Quock Walker’s case is generally credited with abolishing slavery in Massachusetts. It was one of the first times in American history that a written constitution was directly applied as law.
Vermont abolished slavery in 1777, the first state to do so. Rhode Island and Connecticut adopted a plan of gradual emancipation in 1784 although Rhode Island did not ban slavery until 1843. Connecticut followed, banning slavery in 1848. New Hampshire passed an abolition bill in 1857.
Although Congress abolished the transatlantic slave trade in 1807, Boston slave traders surreptitiously trafficked Africans for decades after that. In one well-known episode in 1858, traffickers aboard the ship Crimea departed from Boston to Africa, where they kidnapped 600 people from the mouth of the Congo River and sold them in Guanimar, Cuba. Wealth created by the slave trade and its related industries — rum, timber, shipbuilding, fisheries and agriculture — was foundational to Boston’s economy.

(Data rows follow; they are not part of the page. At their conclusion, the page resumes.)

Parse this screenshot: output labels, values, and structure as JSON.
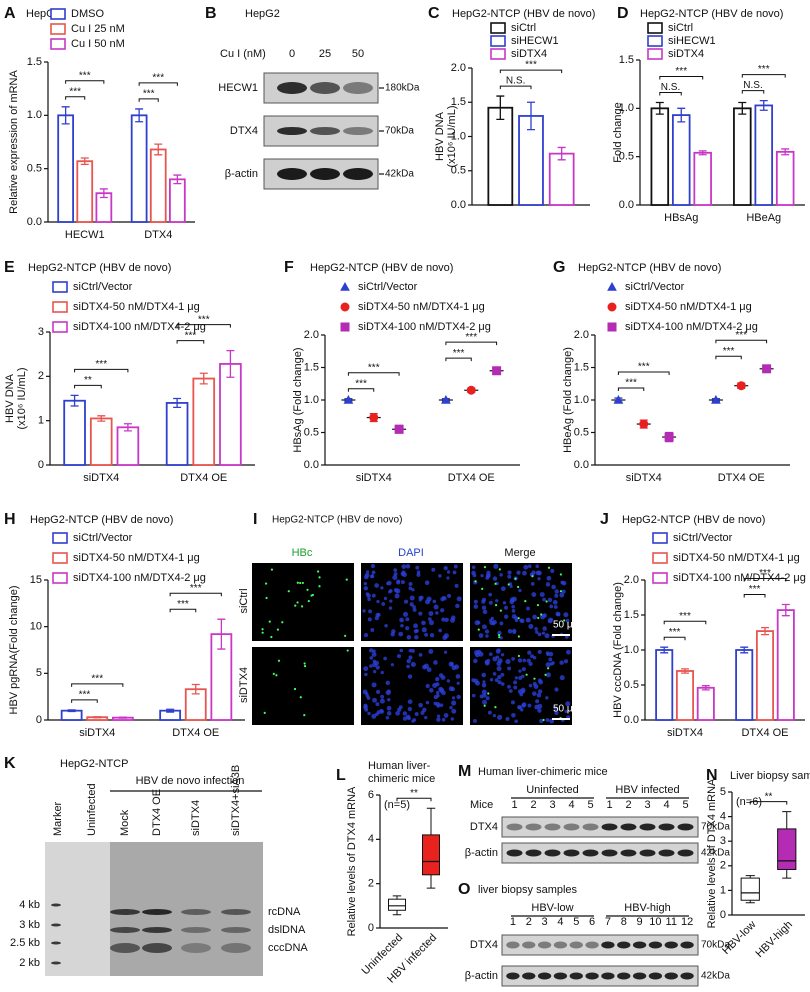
{
  "chart_data": [
    {
      "panel": "A",
      "type": "bar",
      "title": "HepG2",
      "ylabel": "Relative expression of mRNA",
      "categories": [
        "HECW1",
        "DTX4"
      ],
      "series": [
        {
          "name": "DMSO",
          "color": "#2f3fce",
          "values": [
            1.0,
            1.0
          ],
          "errors": [
            0.08,
            0.06
          ]
        },
        {
          "name": "Cu I 25 nM",
          "color": "#e8544f",
          "values": [
            0.57,
            0.68
          ],
          "errors": [
            0.03,
            0.05
          ]
        },
        {
          "name": "Cu I 50 nM",
          "color": "#c837c8",
          "values": [
            0.27,
            0.4
          ],
          "errors": [
            0.04,
            0.04
          ]
        }
      ],
      "ylim": [
        0,
        1.5
      ],
      "yticks": [
        {
          "value": 0,
          "label": "0.0"
        },
        {
          "value": 0.5,
          "label": "0.5"
        },
        {
          "value": 1,
          "label": "1.0"
        },
        {
          "value": 1.5,
          "label": "1.5"
        }
      ],
      "annotations": [
        "***",
        "***",
        "***",
        "***"
      ]
    },
    {
      "panel": "C",
      "type": "bar",
      "title": "HepG2-NTCP (HBV de novo)",
      "ylabel": [
        "HBV DNA",
        "(x10⁶ IU/mL)"
      ],
      "categories": [
        null
      ],
      "series": [
        {
          "name": "siCtrl",
          "color": "#111111",
          "values": [
            1.42
          ],
          "errors": [
            0.17
          ]
        },
        {
          "name": "siHECW1",
          "color": "#2f3fce",
          "values": [
            1.3
          ],
          "errors": [
            0.2
          ]
        },
        {
          "name": "siDTX4",
          "color": "#c837c8",
          "values": [
            0.75
          ],
          "errors": [
            0.09
          ]
        }
      ],
      "ylim": [
        0,
        2
      ],
      "yticks": [
        {
          "value": 0,
          "label": "0.0"
        },
        {
          "value": 0.5,
          "label": "0.5"
        },
        {
          "value": 1,
          "label": "1.0"
        },
        {
          "value": 1.5,
          "label": "1.5"
        },
        {
          "value": 2,
          "label": "2.0"
        }
      ],
      "annotations": [
        "N.S.",
        "***"
      ]
    },
    {
      "panel": "D",
      "type": "bar",
      "title": "HepG2-NTCP (HBV de novo)",
      "ylabel": "Fold change",
      "categories": [
        "HBsAg",
        "HBeAg"
      ],
      "series": [
        {
          "name": "siCtrl",
          "color": "#111111",
          "values": [
            1.0,
            1.0
          ],
          "errors": [
            0.06,
            0.06
          ]
        },
        {
          "name": "siHECW1",
          "color": "#2f3fce",
          "values": [
            0.93,
            1.03
          ],
          "errors": [
            0.07,
            0.05
          ]
        },
        {
          "name": "siDTX4",
          "color": "#c837c8",
          "values": [
            0.54,
            0.55
          ],
          "errors": [
            0.02,
            0.03
          ]
        }
      ],
      "ylim": [
        0,
        1.5
      ],
      "yticks": [
        {
          "value": 0,
          "label": "0.0"
        },
        {
          "value": 0.5,
          "label": "0.5"
        },
        {
          "value": 1,
          "label": "1.0"
        },
        {
          "value": 1.5,
          "label": "1.5"
        }
      ],
      "annotations": [
        "N.S.",
        "***",
        "N.S.",
        "***"
      ]
    },
    {
      "panel": "E",
      "type": "bar",
      "title": "HepG2-NTCP (HBV de novo)",
      "ylabel": [
        "HBV DNA",
        "(x10⁶ IU/mL)"
      ],
      "categories": [
        "siDTX4",
        "DTX4 OE"
      ],
      "series": [
        {
          "name": "siCtrl/Vector",
          "color": "#2f3fce",
          "values": [
            1.45,
            1.4
          ],
          "errors": [
            0.12,
            0.1
          ]
        },
        {
          "name": "siDTX4-50 nM/DTX4-1 μg",
          "color": "#e8544f",
          "values": [
            1.05,
            1.95
          ],
          "errors": [
            0.06,
            0.12
          ]
        },
        {
          "name": "siDTX4-100 nM/DTX4-2 μg",
          "color": "#c837c8",
          "values": [
            0.85,
            2.28
          ],
          "errors": [
            0.08,
            0.3
          ]
        }
      ],
      "ylim": [
        0,
        3
      ],
      "yticks": [
        0,
        1,
        2,
        3
      ],
      "annotations": [
        "**",
        "***",
        "***",
        "***"
      ]
    },
    {
      "panel": "F",
      "type": "dot",
      "title": "HepG2-NTCP (HBV de novo)",
      "ylabel": "HBsAg (Fold change)",
      "categories": [
        "siDTX4",
        "DTX4 OE"
      ],
      "series": [
        {
          "name": "siCtrl/Vector",
          "color": "#2f3fce",
          "marker": "triangle",
          "values": [
            1.0,
            1.0
          ],
          "errors": [
            0.02,
            0.02
          ]
        },
        {
          "name": "siDTX4-50 nM/DTX4-1 μg",
          "color": "#e82020",
          "marker": "circle",
          "values": [
            0.73,
            1.15
          ],
          "errors": [
            0.06,
            0.03
          ]
        },
        {
          "name": "siDTX4-100 nM/DTX4-2 μg",
          "color": "#b42bb4",
          "marker": "square",
          "values": [
            0.55,
            1.45
          ],
          "errors": [
            0.06,
            0.04
          ]
        }
      ],
      "ylim": [
        0,
        2
      ],
      "yticks": [
        {
          "value": 0,
          "label": "0.0"
        },
        {
          "value": 0.5,
          "label": "0.5"
        },
        {
          "value": 1,
          "label": "1.0"
        },
        {
          "value": 1.5,
          "label": "1.5"
        },
        {
          "value": 2,
          "label": "2.0"
        }
      ],
      "annotations": [
        "***",
        "***",
        "***",
        "***"
      ]
    },
    {
      "panel": "G",
      "type": "dot",
      "title": "HepG2-NTCP (HBV de novo)",
      "ylabel": "HBeAg (Fold change)",
      "categories": [
        "siDTX4",
        "DTX4 OE"
      ],
      "series": [
        {
          "name": "siCtrl/Vector",
          "color": "#2f3fce",
          "marker": "triangle",
          "values": [
            1.0,
            1.0
          ],
          "errors": [
            0.03,
            0.02
          ]
        },
        {
          "name": "siDTX4-50 nM/DTX4-1 μg",
          "color": "#e82020",
          "marker": "circle",
          "values": [
            0.63,
            1.22
          ],
          "errors": [
            0.06,
            0.04
          ]
        },
        {
          "name": "siDTX4-100 nM/DTX4-2 μg",
          "color": "#b42bb4",
          "marker": "square",
          "values": [
            0.43,
            1.48
          ],
          "errors": [
            0.07,
            0.04
          ]
        }
      ],
      "ylim": [
        0,
        2
      ],
      "yticks": [
        {
          "value": 0,
          "label": "0.0"
        },
        {
          "value": 0.5,
          "label": "0.5"
        },
        {
          "value": 1,
          "label": "1.0"
        },
        {
          "value": 1.5,
          "label": "1.5"
        },
        {
          "value": 2,
          "label": "2.0"
        }
      ],
      "annotations": [
        "***",
        "***",
        "***",
        "***"
      ]
    },
    {
      "panel": "H",
      "type": "bar",
      "title": "HepG2-NTCP (HBV de novo)",
      "ylabel": "HBV pgRNA(Fold change)",
      "categories": [
        "siDTX4",
        "DTX4 OE"
      ],
      "series": [
        {
          "name": "siCtrl/Vector",
          "color": "#2f3fce",
          "values": [
            1.0,
            1.0
          ],
          "errors": [
            0.08,
            0.15
          ]
        },
        {
          "name": "siDTX4-50 nM/DTX4-1 μg",
          "color": "#e8544f",
          "values": [
            0.3,
            3.3
          ],
          "errors": [
            0.05,
            0.5
          ]
        },
        {
          "name": "siDTX4-100 nM/DTX4-2 μg",
          "color": "#c837c8",
          "values": [
            0.25,
            9.2
          ],
          "errors": [
            0.05,
            1.6
          ]
        }
      ],
      "ylim": [
        0,
        15
      ],
      "yticks": [
        0,
        5,
        10,
        15
      ],
      "annotations": [
        "***",
        "***",
        "***",
        "***"
      ]
    },
    {
      "panel": "J",
      "type": "bar",
      "title": "HepG2-NTCP (HBV de novo)",
      "ylabel": "HBV cccDNA (Fold change)",
      "categories": [
        "siDTX4",
        "DTX4 OE"
      ],
      "series": [
        {
          "name": "siCtrl/Vector",
          "color": "#2f3fce",
          "values": [
            1.0,
            1.0
          ],
          "errors": [
            0.04,
            0.04
          ]
        },
        {
          "name": "siDTX4-50 nM/DTX4-1 μg",
          "color": "#e8544f",
          "values": [
            0.7,
            1.27
          ],
          "errors": [
            0.03,
            0.05
          ]
        },
        {
          "name": "siDTX4-100 nM/DTX4-2 μg",
          "color": "#c837c8",
          "values": [
            0.46,
            1.57
          ],
          "errors": [
            0.03,
            0.08
          ]
        }
      ],
      "ylim": [
        0,
        2
      ],
      "yticks": [
        {
          "value": 0,
          "label": "0.0"
        },
        {
          "value": 0.5,
          "label": "0.5"
        },
        {
          "value": 1,
          "label": "1.0"
        },
        {
          "value": 1.5,
          "label": "1.5"
        },
        {
          "value": 2,
          "label": "2.0"
        }
      ],
      "annotations": [
        "***",
        "***",
        "***",
        "***"
      ]
    },
    {
      "panel": "L",
      "type": "box",
      "title": [
        "Human liver-",
        "chimeric mice"
      ],
      "ylabel": "Relative levels of DTX4 mRNA",
      "note": "(n=5)",
      "categories": [
        "Uninfected",
        "HBV infected"
      ],
      "boxes": [
        {
          "color": "#ffffff",
          "min": 0.6,
          "q1": 0.8,
          "median": 1.0,
          "q3": 1.3,
          "max": 1.45
        },
        {
          "color": "#e8221c",
          "min": 1.8,
          "q1": 2.4,
          "median": 3.0,
          "q3": 4.2,
          "max": 5.4
        }
      ],
      "ylim": [
        0,
        6
      ],
      "yticks": [
        0,
        2,
        4,
        6
      ],
      "annotations": [
        "**"
      ]
    },
    {
      "panel": "N",
      "type": "box",
      "title": "Liver biopsy samples",
      "ylabel": "Relative levels of DTX4 mRNA",
      "note": "(n=6)",
      "categories": [
        "HBV-low",
        "HBV-high"
      ],
      "boxes": [
        {
          "color": "#ffffff",
          "min": 0.5,
          "q1": 0.6,
          "median": 0.9,
          "q3": 1.5,
          "max": 1.6
        },
        {
          "color": "#b42bb4",
          "min": 1.5,
          "q1": 1.85,
          "median": 2.2,
          "q3": 3.5,
          "max": 4.2
        }
      ],
      "ylim": [
        0,
        5
      ],
      "yticks": [
        0,
        1,
        2,
        3,
        4,
        5
      ],
      "annotations": [
        "**"
      ]
    }
  ],
  "blot_B": {
    "panel": "B",
    "title": "HepG2",
    "lane_header": "Cu I (nM)",
    "lanes": [
      "0",
      "25",
      "50"
    ],
    "rows": [
      "HECW1",
      "DTX4",
      "β-actin"
    ],
    "sizes": [
      "180kDa",
      "70kDa",
      "42kDa"
    ]
  },
  "image_I": {
    "panel": "I",
    "title": "HepG2-NTCP (HBV de novo)",
    "columns": [
      "HBc",
      "DAPI",
      "Merge"
    ],
    "rows": [
      "siCtrl",
      "siDTX4"
    ],
    "scale_bar": "50 μm"
  },
  "blot_K": {
    "panel": "K",
    "title": "HepG2-NTCP",
    "group": "HBV de novo infection",
    "lanes": [
      "Marker",
      "Uninfected",
      "Mock",
      "DTX4 OE",
      "siDTX4",
      "siDTX4+siA3B"
    ],
    "ladder": [
      "4 kb",
      "3 kb",
      "2.5 kb",
      "2 kb"
    ],
    "bands": [
      "rcDNA",
      "dslDNA",
      "cccDNA"
    ]
  },
  "blot_M": {
    "panel": "M",
    "title": "Human liver-chimeric mice",
    "lane_header": "Mice",
    "groups": [
      "Uninfected",
      "HBV infected"
    ],
    "lanes": [
      "1",
      "2",
      "3",
      "4",
      "5",
      "1",
      "2",
      "3",
      "4",
      "5"
    ],
    "rows": [
      "DTX4",
      "β-actin"
    ],
    "sizes": [
      "70kDa",
      "42kDa"
    ]
  },
  "blot_O": {
    "panel": "O",
    "title": "liver biopsy samples",
    "groups": [
      "HBV-low",
      "HBV-high"
    ],
    "lanes": [
      "1",
      "2",
      "3",
      "4",
      "5",
      "6",
      "7",
      "8",
      "9",
      "10",
      "11",
      "12"
    ],
    "rows": [
      "DTX4",
      "β-actin"
    ],
    "sizes": [
      "70kDa",
      "42kDa"
    ]
  }
}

Still, Quock Walker’s case made an important difference. By 1790, the U.S. census recorded no enslaved people living in Massachusetts. Slavery was driven underground. Massachusetts was the first state to achieve that. White Bostonians continued to enforce strict racial segregation and racially discriminatory laws but not in the context of slavery.
In 2022, Massachusetts passed a law declaring July 8 Quock Walker Day. It is also called Massachusetts Emancipation Day. In 2023, it became a statewide holiday.